Pero un equipo internacional de paleontólogos descubrió que los pterosaurios, en realidad tenían al menos cuatro tipos de plumas, lo que hace retroceder el origen de las plumas unos 70 millones de años.

No para volar, sino para calentar

Luego de realizar una serie de análisis evolutivos, un equipo de internacional de investigadores mostró claramente que las picnofibras de pterosaurio son plumas, como las que se ven en las aves modernas y en varios grupos de dinosaurios.

Las alas de los pterosaurios estaban hechas de piel, músculos y fibra, por lo que su capacidad de vuelo no dependía de plumas.

El estudio de dos fósiles excepcionalmente conservados encontrados en China, mostró que los pterosaurios contaban con plumas primitivas que les ayudaban a mantenerse calientes, al igual que muchos dinosaurios.

Los investigadores explican que las alas de los pterosaurios estaban hechas de piel, músculos y fibra, por lo que su capacidad de vuelo no dependía de plumas. Por lo tanto, es casi seguro que las plumas cumplían una función de aislamiento.

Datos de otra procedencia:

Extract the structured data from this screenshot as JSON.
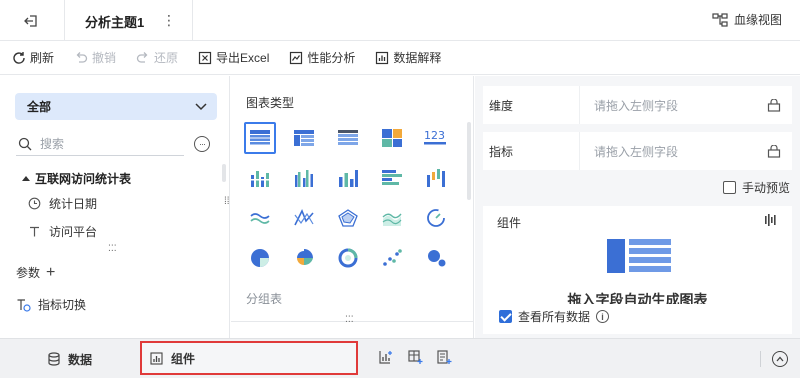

En el nuevo estudio, los investigadores muestran que los pterosaurios tenían al menos cuatro tipos de plumas: filamentos simples, haces de filamentos, filamentos con un mechón a la mitad y plumas hacia abajo.

Estos cuatro tipos de plumas ahora también se conocen de dos grupos principales de dinosaurios: los ornithischians y los terópodos, que incluyen a los antepasados ​​de las aves.

A pesar de una búsqueda cuidadosa, los autores del estudio no pudieron encontrar ninguna evidencia anatómica de que los cuatro tipos de picnofibras sean de alguna manera diferentes de las plumas de las aves y los dinosaurios.

Origen evolutivo

Debido a que son iguales, las plumas deben compartir un origen evolutivo con las picnofibras, lo que las remonta a hace unos 250 millones de años, mucho antes del origen de las aves.

Una mirada cercana a las plumas de los pterosaurios.

Al respecto, la Dra. María McNamara, catedrática en el Colegio Universitario de Cork y coautora de la investigación, explicó:

“Este descubrimiento tiene implicaciones sorprendentes para nuestra comprensión del origen de las plumas, pero también para un momento importante de la evolución de la vida en la tierra. Cuando surgieron las plumas, hace unos 250 millones de años, la vida se estaba recuperando de la devastadora extinción masiva del final del Pérmico”.

La evidencia muestra que los vertebrados terrestres, incluidos los ancestros de los mamíferos y los dinosaurios, estaban comenzando a caminar erguidos, habían adquirido diferentes grados de sangre caliente y, en general, vivían la vida a un ritmo más rápido.

Para entonces, los antepasados ​​de los mamíferos tenían pelo, por lo que los pterosaurios, dinosaurios y parientes, de modo similar, habían adquirido plumas para ayudarles a aislarlos.

Los autores de la investigación manifiestan que el hallazgo podría reescribir la comprensión de la evolución de la vida en la Tierra durante el periodo Triásico, y el entendimiento de la regulación genómica de plumas, escamas y pelos en la piel.